William Hughes of The A.V. Club gave the episode an A, writing about the ensemble scene at the end of the episode: "Succession plays very sparingly with getting as much of its cast in the room together as it does here, and the result is typically impressive." He noted the episode's increased focus on Connor, writing that Ruck "gives one of his best performances of his entire lovely, ever out-of-focus tenure on this show," and praised the episode's balance of drama and humor, writing that Winters "makes a strong case for herself as an early frontrunner for the season's comedy MVP" and similarly singling out the scenes involving Greg. Scott Tobias of Vulture gave the episode 5 stars out 5, calling Ruck "devastatingly good" and praising Connor's characterization in the episode for "reveal[ing] an acute, heartbreaking awareness of his marginal status." He reserved similar praise for the scene between Logan and his children, feeling it displayed the writers' "strong feeling for the agonies that eat away at all these characters."
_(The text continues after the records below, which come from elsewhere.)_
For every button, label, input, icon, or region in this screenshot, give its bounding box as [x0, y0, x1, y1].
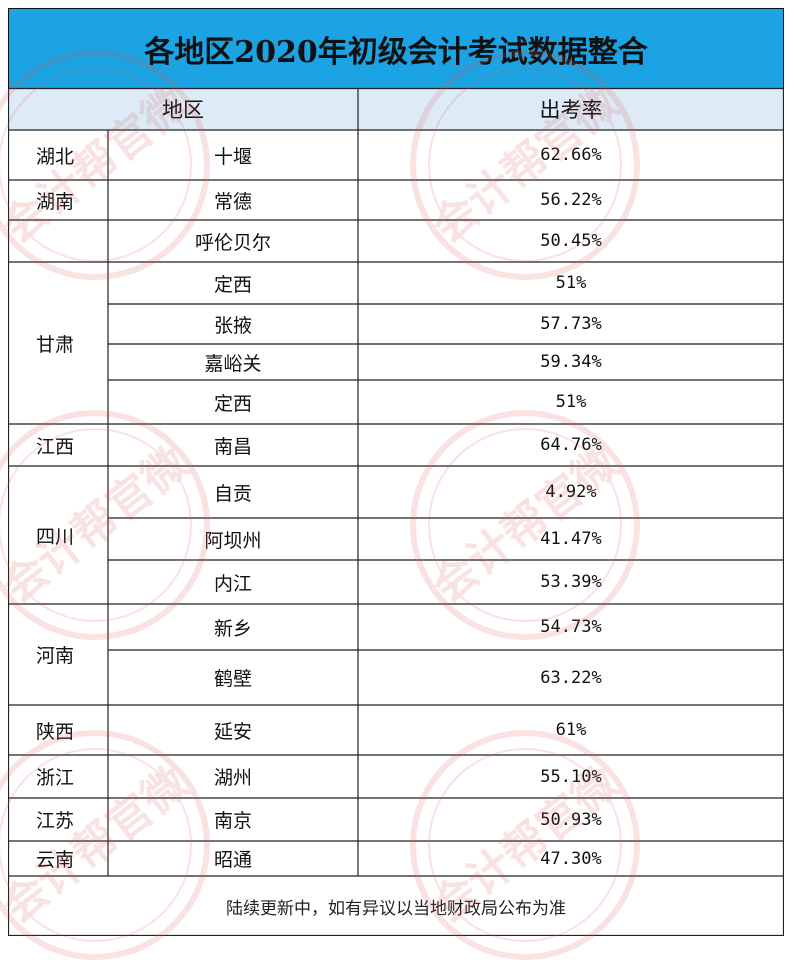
province-cell: 湖北 [36, 145, 75, 168]
rate-cell: 53.39% [540, 572, 602, 592]
city-cell: 定西 [213, 273, 252, 296]
header-rate: 出考率 [358, 88, 784, 130]
city-cell: 延安 [213, 720, 252, 743]
rate-cell: 55.10% [540, 766, 602, 787]
rate-cell: 50.93% [540, 809, 602, 830]
city-cell: 湖州 [213, 767, 252, 789]
province-cell: 浙江 [36, 767, 75, 789]
city-cell: 呼伦贝尔 [194, 231, 271, 254]
city-cell: 嘉峪关 [204, 352, 262, 375]
rate-cell: 57.73% [540, 314, 602, 334]
city-cell: 内江 [213, 572, 252, 595]
province-cell: 云南 [36, 849, 75, 871]
rate-cell: 61% [555, 720, 587, 740]
rate-cell: 64.76% [540, 435, 602, 455]
rate-cell: 4.92% [545, 482, 597, 502]
city-cell: 鹤壁 [213, 668, 252, 690]
city-cell: 张掖 [213, 314, 252, 337]
rate-cell: 47.30% [540, 848, 602, 869]
city-cell: 昭通 [213, 849, 252, 871]
province-cell: 江西 [36, 435, 75, 458]
table-title: 各地区2020年初级会计考试数据整合 [8, 8, 784, 89]
city-cell: 南京 [213, 810, 252, 832]
province-cell: 河南 [36, 645, 75, 667]
header-region: 地区 [8, 88, 358, 130]
city-cell: 定西 [213, 392, 252, 415]
city-cell: 十堰 [213, 145, 252, 168]
rate-cell: 51% [555, 392, 587, 412]
footer-note: 陆续更新中，如有异议以当地财政局公布为准 [226, 898, 566, 919]
city-cell: 新乡 [213, 617, 252, 640]
data-table: 各地区2020年初级会计考试数据整合 地区 出考率 十堰 62.66% 常德 56.2… [8, 8, 784, 936]
city-cell: 自贡 [213, 482, 252, 505]
province-cell: 江苏 [36, 810, 75, 832]
city-cell: 南昌 [213, 435, 252, 458]
province-cell: 湖南 [36, 190, 75, 213]
rate-cell: 41.47% [540, 529, 602, 549]
rate-cell: 54.73% [540, 617, 602, 637]
rate-cell: 62.66% [540, 145, 602, 165]
province-cell: 甘肃 [36, 333, 75, 356]
city-cell: 阿坝州 [204, 529, 262, 552]
rate-cell: 50.45% [540, 231, 602, 251]
rate-cell: 51% [555, 273, 587, 293]
rate-cell: 63.22% [540, 667, 602, 688]
rate-cell: 59.34% [540, 352, 602, 372]
city-cell: 常德 [213, 190, 252, 213]
province-cell: 四川 [36, 525, 75, 548]
province-cell: 陕西 [36, 720, 75, 743]
rate-cell: 56.22% [540, 190, 602, 210]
Ben Travers of IndieWire gave the episode a B+, commending the episode's characterization of Logan as "a wayward, unloved retiree — worrying about what's next while manipulating the only people he still has any power over: his family." Mary Siroky of Consequence called the episode "devastating", praising the scene between Logan and the siblings for "revisit[ing] some past traumas that have only been alluded to in previous seasons — physical abuse of Roman as a child, Logan locking up Connor's mother, and, of course, the explosive betrayal that took place at the end of Season 3." She wrote: "One of the most impressive things about the writing in this show about generally awful people is the way it manages to imbue sympathy and nuance into just about everyone onscreen."

===Accolades===
TVLine named Brian Cox "Performer of the Week" for the week of April 8, 2023, for his work in the episode. The site wrote, "Succession is a grandly constructed Shakespearean drama, and it works because Cox gives it the domineering, fascinating father figure it needs at its center". The authors praised Cox for "summon[ing] a formidable energy as Logan let his family and employees know that this aging lion can still roar, while also revealing just the slightest hint of vulnerability."

At the 75th Primetime Emmy Awards, Brian Cox and Alan Ruck submitted this episode to support their nominations for Outstanding Lead Actor in a Drama Series and Outstanding Supporting Actor in a Drama Series, respectively.